Shipping AI in regulated fintech isn't a demo problem — it's a trust, governance, and infrastructure problem. This tool evaluates whether your AI initiative is actually ready for production, using the same framework I apply as a PM at Visa's fraud data platform.
Most teams evaluate AI readiness on a single axis: "Can the model do the thing?" But at Visa, I learned that model capability is maybe 20% of the production story. The other 80% is governance, data quality, safety design, developer adoption, and organizational buy-in. Teams that skip these dimensions ship demos, not products.
These map directly to the failure modes I've seen in production AI at scale: model works but data pipeline breaks (Infrastructure), model works but violates compliance (Governance), model works but nobody trusts it (Safety), model works but engineers can't integrate it (Developer Experience), model works but stakeholders kill it (Org Readiness).

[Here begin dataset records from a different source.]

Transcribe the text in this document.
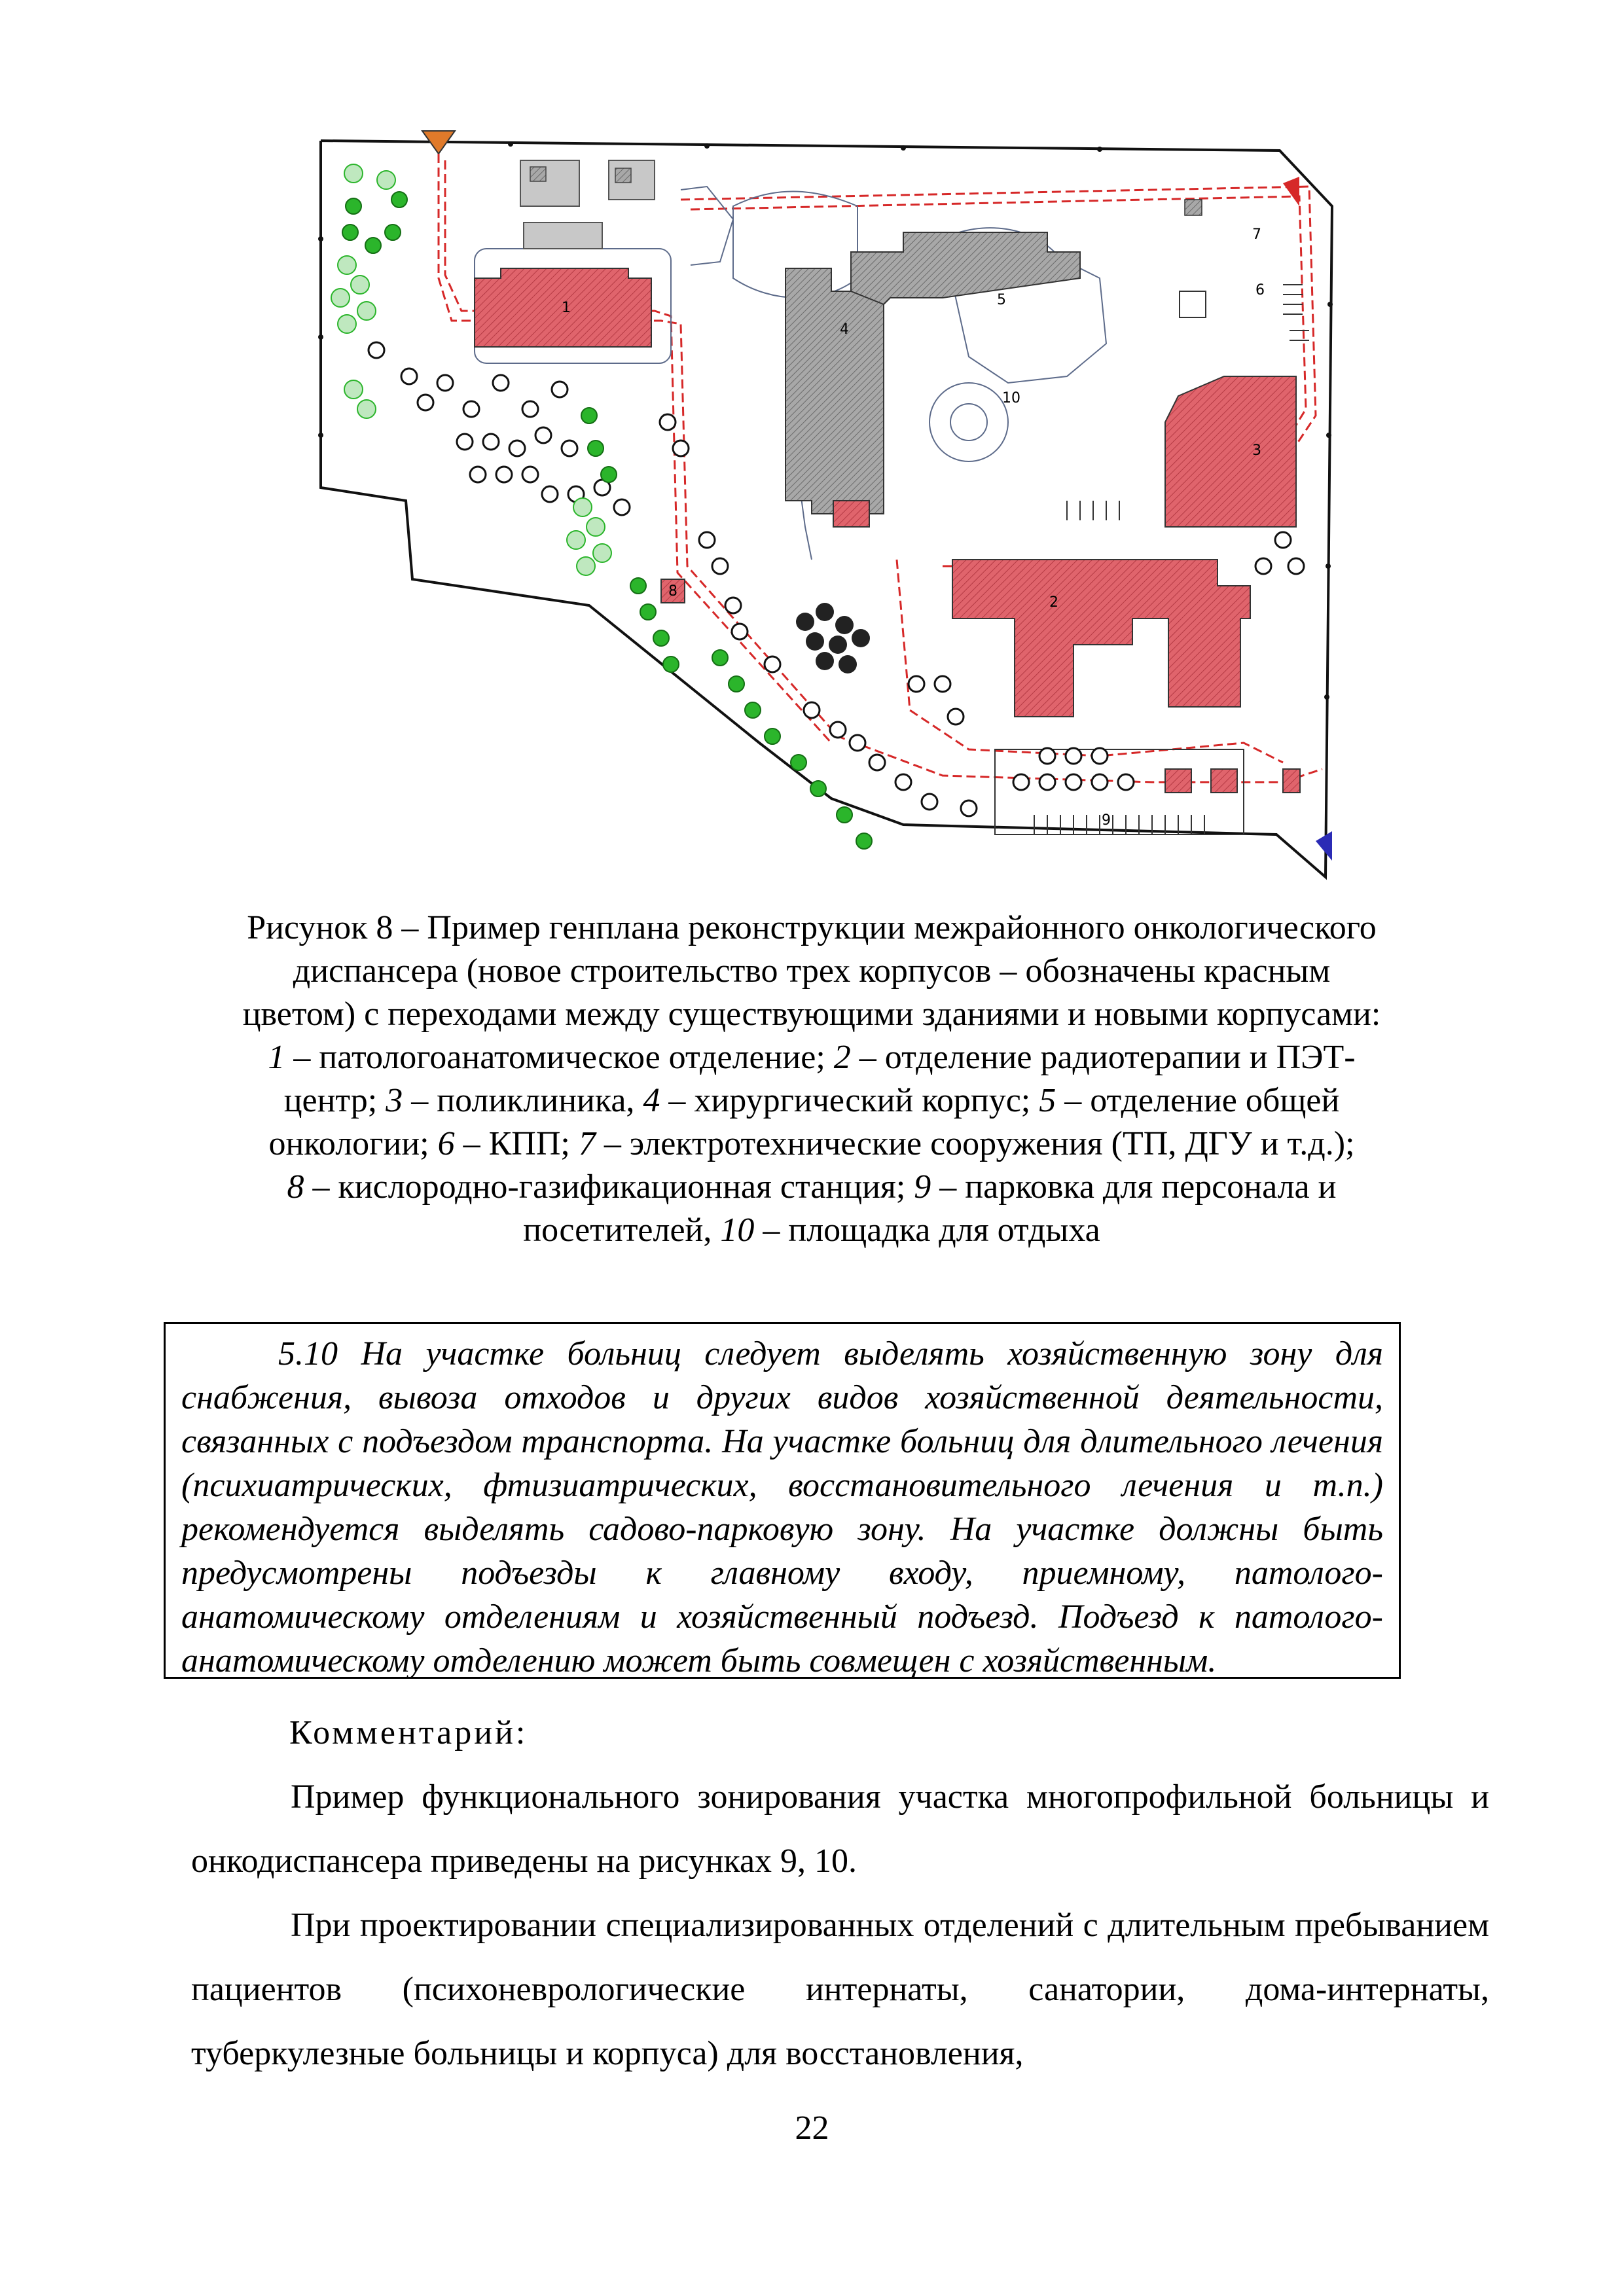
1
2
3
4
5
6
7
8
9
10
Рисунок 8 – Пример генплана реконструкции межрайонного онкологического
диспансера (новое строительство трех корпусов – обозначены красным
цветом) с переходами между существующими зданиями и новыми корпусами:
1 – патологоанатомическое отделение; 2 – отделение радиотерапии и ПЭТ-
центр; 3 – поликлиника, 4 – хирургический корпус; 5 – отделение общей
онкологии; 6 – КПП; 7 – электротехнические сооружения (ТП, ДГУ и т.д.);
8 – кислородно-газификационная станция; 9 – парковка для персонала и
посетителей, 10 – площадка для отдыха

5.10 На участке больниц следует выделять хозяйственную зону для снабжения, вывоза отходов и других видов хозяйственной деятельности, связанных с подъездом транспорта. На участке больниц для длительного лечения (психиатрических, фтизиатрических, восстановительного лечения и т.п.) рекомендуется выделять садово-парковую зону. На участке должны быть предусмотрены подъезды к главному входу, приемному, патолого-анатомическому отделениям и хозяйственный подъезд. Подъезд к патолого-анатомическому отделению может быть совмещен с хозяйственным.

Комментарий:

Пример функционального зонирования участка многопрофильной больницы и онкодиспансера приведены на рисунках 9, 10.

При проектировании специализированных отделений с длительным пребыванием пациентов (психоневрологические интернаты, санатории, дома-интернаты, туберкулезные больницы и корпуса) для восстановления,

22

In production, this would need: company-specific calibration (a Series B startup and JPMorgan have different readiness bars), historical benchmarking against similar launches, integration with actual infrastructure telemetry, and a collaborative mode where multiple stakeholders can assess independently and compare.
I scoped this to be useful in 3 minutes, not comprehensive in 30. That's a deliberate product decision — a longer assessment would be more accurate but nobody would finish it. The scoring weights governance and safety higher than infrastructure, because in regulated fintech, a compliant 70% solution beats a non-compliant 95% solution every time.